Vierci’s book came to him while he was documenting for The Impossible. “I thought it was a story I knew, and the scope of the book is much greater than the facts. Viuen is about what happened, while La sociedad de la nieve is about what happened to them”, he clarifies. The author of A monster comes to see me saw it as interesting for the viewer to experience the process that the survivors went through. “The actors had almost 140 days to experiment and we had the luxury of having the help of the survivors and the families of the dead.” Bayona set out to make a chronological journey from the beginning to the end and was mainly interested in finding “the images, the moments in which the truth was confused with the story”, to create a shocking work that unites spectacle and emotion in equal parts . “The survivors had the need for another film to be made, as if by telling this story they would be healed in some way”, he points out.
In popular memory, people associate the tragedy with cannibalism, as in one of the most inaccessible and hostile environments on the planet the survivors were forced to resort to extreme measures to stay alive. The director avoids the morbid component with a subtle staging. “They blocked in their heads what they were doing. They made it routine what is rough, but it is difficult for the public to see the rough as an anecdotal fact and to achieve that feeling was very difficult. Finally, we chose to suggest rather than show.” And he adds: “When you close Vierci’s book, it is not the subject that you stay with”.
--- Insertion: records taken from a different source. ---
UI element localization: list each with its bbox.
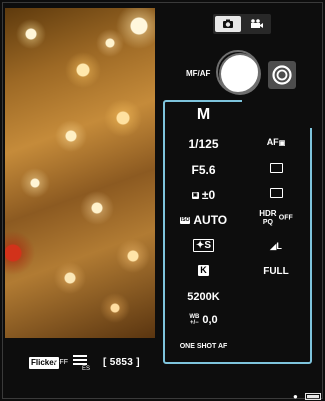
metering-mode[interactable] xyxy=(242,163,310,175)
af-method-label: AF xyxy=(266,137,279,147)
wb-shift-icon: WB +/− xyxy=(189,314,200,327)
iso[interactable]: ISO AUTO xyxy=(165,213,242,227)
record-symbol-icon xyxy=(272,65,292,85)
tab-photo[interactable] xyxy=(215,16,241,32)
af-method[interactable]: AF▣ xyxy=(242,137,310,147)
color-temperature[interactable]: 5200K xyxy=(165,291,242,303)
quality-value: L xyxy=(276,241,282,251)
exposure-comp-value: ±0 xyxy=(201,188,216,202)
mf-af-toggle[interactable]: MF/AF xyxy=(186,69,210,78)
record-icon[interactable] xyxy=(268,61,296,89)
exposure-compensation[interactable]: ▣ ±0 xyxy=(165,188,242,202)
mode-tabs xyxy=(213,14,271,34)
shutter-button-icon[interactable] xyxy=(216,50,260,94)
aperture[interactable]: F5.6 xyxy=(165,163,242,177)
exposure-comp-icon: ▣ xyxy=(191,192,199,200)
iso-icon: ISO xyxy=(179,217,191,225)
settings-left-column: M 1/125 F5.6 ▣ ±0 ISO AUTO ✦S K 5200K WB… xyxy=(165,102,242,362)
drive-mode[interactable] xyxy=(242,188,310,200)
wb-shift-value: 0,0 xyxy=(202,314,218,326)
shutter-speed[interactable]: 1/125 xyxy=(165,137,242,151)
wb-shift[interactable]: WB +/− 0,0 xyxy=(165,314,242,326)
hdr-mode[interactable]: HDR PQ OFF xyxy=(242,210,310,227)
video-camera-icon xyxy=(251,19,263,28)
camera-small-icon: ● xyxy=(293,392,298,401)
hdr-stack: HDR PQ xyxy=(259,210,276,227)
iso-value: AUTO xyxy=(193,213,228,227)
settings-right-column: AF▣ HDR PQ OFF ◢L FULL xyxy=(242,102,310,362)
wb-kelvin-icon: K xyxy=(198,265,209,276)
shot-count: [ 5853 ] xyxy=(103,357,140,368)
white-balance[interactable]: K xyxy=(165,265,242,276)
af-method-icon: ▣ xyxy=(278,140,286,147)
image-quality[interactable]: ◢L xyxy=(242,241,310,251)
drive-mode-icon xyxy=(269,188,283,198)
flicker-state: OFF xyxy=(54,359,68,366)
hdr-label: HDR xyxy=(259,209,277,218)
hdr-state: OFF xyxy=(278,214,293,222)
quick-settings-panel: M 1/125 F5.6 ▣ ±0 ISO AUTO ✦S K 5200K WB… xyxy=(163,100,312,364)
movie-size[interactable]: FULL xyxy=(242,266,310,277)
picture-style-value: S xyxy=(204,240,212,251)
hdr-sub: PQ xyxy=(262,219,273,226)
picture-style[interactable]: ✦S xyxy=(165,239,242,252)
shooting-mode[interactable]: M xyxy=(165,106,242,124)
menu-sub-label: ES xyxy=(82,366,91,372)
tab-video[interactable] xyxy=(244,16,269,32)
af-operation[interactable]: ONE SHOT AF xyxy=(165,343,242,350)
live-view[interactable] xyxy=(5,8,155,338)
battery-icon xyxy=(305,393,321,400)
picture-style-icon: ✦S xyxy=(192,239,215,252)
metering-icon xyxy=(269,163,283,173)
camera-icon xyxy=(223,19,233,28)
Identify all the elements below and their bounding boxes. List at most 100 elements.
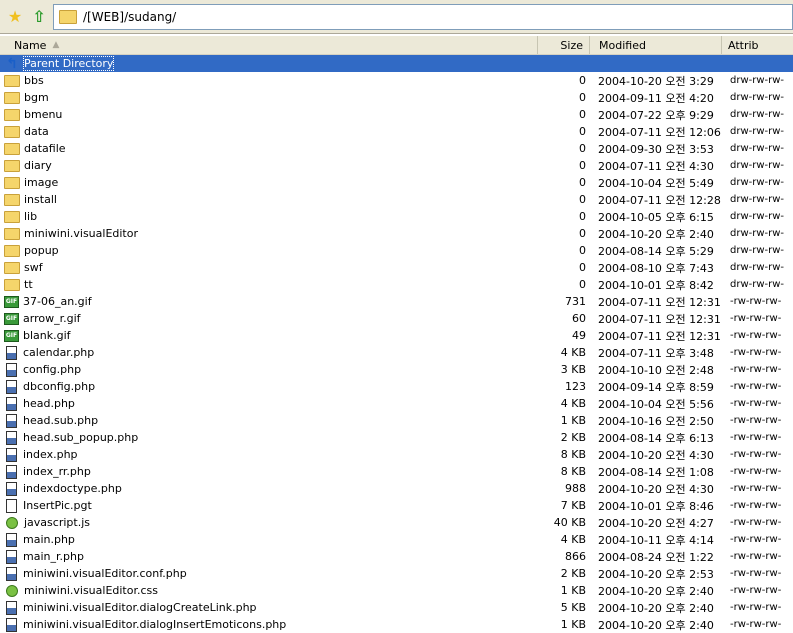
file-modified: 2004-10-20 오후 2:40	[598, 618, 714, 632]
column-modified[interactable]: Modified	[590, 36, 722, 54]
toolbar: ★ ⇧ /[WEB]/sudang/	[0, 0, 793, 34]
file-modified: 2004-08-14 오전 1:08	[598, 465, 714, 479]
file-row[interactable]: dbconfig.php 123 2004-09-14 오후 8:59 -rw-…	[0, 378, 793, 395]
folder-icon	[4, 74, 20, 88]
file-size: 0	[579, 261, 586, 274]
file-row[interactable]: data 0 2004-07-11 오전 12:06 drw-rw-rw-	[0, 123, 793, 140]
file-attrib: -rw-rw-rw-	[730, 483, 782, 494]
file-size: 2 KB	[560, 567, 586, 580]
file-modified: 2004-10-01 오후 8:46	[598, 499, 714, 513]
file-row[interactable]: popup 0 2004-08-14 오후 5:29 drw-rw-rw-	[0, 242, 793, 259]
file-modified: 2004-08-24 오전 1:22	[598, 550, 714, 564]
gif-file-icon: GIF	[4, 295, 19, 308]
file-row[interactable]: tt 0 2004-10-01 오후 8:42 drw-rw-rw-	[0, 276, 793, 293]
path-input[interactable]: /[WEB]/sudang/	[53, 4, 793, 30]
file-row[interactable]: miniwini.visualEditor 0 2004-10-20 오후 2:…	[0, 225, 793, 242]
folder-icon	[4, 176, 20, 190]
file-name: javascript.js	[24, 516, 90, 529]
file-row[interactable]: miniwini.visualEditor.conf.php 2 KB 2004…	[0, 565, 793, 582]
column-size[interactable]: Size	[538, 36, 590, 54]
file-modified: 2004-07-11 오후 3:48	[598, 346, 714, 360]
file-name: datafile	[24, 142, 66, 155]
file-row[interactable]: miniwini.visualEditor.dialogCreateLink.p…	[0, 599, 793, 616]
file-attrib: drw-rw-rw-	[730, 262, 785, 273]
folder-icon	[4, 210, 20, 224]
file-modified: 2004-07-22 오후 9:29	[598, 108, 714, 122]
file-attrib: -rw-rw-rw-	[730, 534, 782, 545]
file-name: lib	[24, 210, 38, 223]
file-size: 866	[565, 550, 586, 563]
file-row[interactable]: main_r.php 866 2004-08-24 오전 1:22 -rw-rw…	[0, 548, 793, 565]
file-attrib: drw-rw-rw-	[730, 160, 785, 171]
file-row[interactable]: calendar.php 4 KB 2004-07-11 오후 3:48 -rw…	[0, 344, 793, 361]
file-row[interactable]: index_rr.php 8 KB 2004-08-14 오전 1:08 -rw…	[0, 463, 793, 480]
file-modified: 2004-10-20 오전 4:30	[598, 482, 714, 496]
file-name: miniwini.visualEditor.dialogInsertEmotic…	[23, 618, 287, 631]
file-modified: 2004-08-10 오후 7:43	[598, 261, 714, 275]
file-attrib: -rw-rw-rw-	[730, 551, 782, 562]
file-row[interactable]: miniwini.visualEditor.css 1 KB 2004-10-2…	[0, 582, 793, 599]
file-size: 0	[579, 74, 586, 87]
file-row[interactable]: GIF blank.gif 49 2004-07-11 오전 12:31 -rw-…	[0, 327, 793, 344]
file-row[interactable]: GIF arrow_r.gif 60 2004-07-11 오전 12:31 -r…	[0, 310, 793, 327]
file-row[interactable]: head.sub.php 1 KB 2004-10-16 오전 2:50 -rw…	[0, 412, 793, 429]
php-file-icon	[6, 600, 17, 615]
js-file-icon	[6, 516, 18, 529]
file-size: 60	[572, 312, 586, 325]
file-row[interactable]: GIF 37-06_an.gif 731 2004-07-11 오전 12:31 …	[0, 293, 793, 310]
file-row[interactable]: InsertPic.pgt 7 KB 2004-10-01 오후 8:46 -r…	[0, 497, 793, 514]
folder-icon	[4, 261, 20, 275]
folder-icon	[4, 193, 20, 207]
php-file-icon	[6, 532, 17, 547]
php-file-icon	[6, 413, 17, 428]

After participating in the Jurassic World saga and in the first two episodes of the Lord of the Rings series, with a “very rigid” production system, Bayona says that “I needed freedom, and this was very noticeable in the first days of filming , that we tried things, with many rehearsals”. Regarding the use of artificial intelligence, he believes that “what is dangerous is not the tool but the use that is made of it. In Hollywood, we’ve been seeing movies written according to a pattern for many years, but when you break the mold and create something truly innovative and soulful, you smash the box office.”
Fingernails, in which the Greek filmmaker Christos Nikou reflects on the obsession with finding true love in a world of retro aesthetics, was already in the official competition section. A half orange with which the affinity is calculated with a compatibility test that detects the percentage of affinity of the couple. And all this is extracted through the nails of the fingers of the hand. According to Nikou, it is a “comic allegory” that hides “a critical reflection against new technologies”. The film, which will be seen on the Apple TV platform on October 27, stars Jessie Buckley and Riz Ahmed and has the support of Cate Blanchett in the production.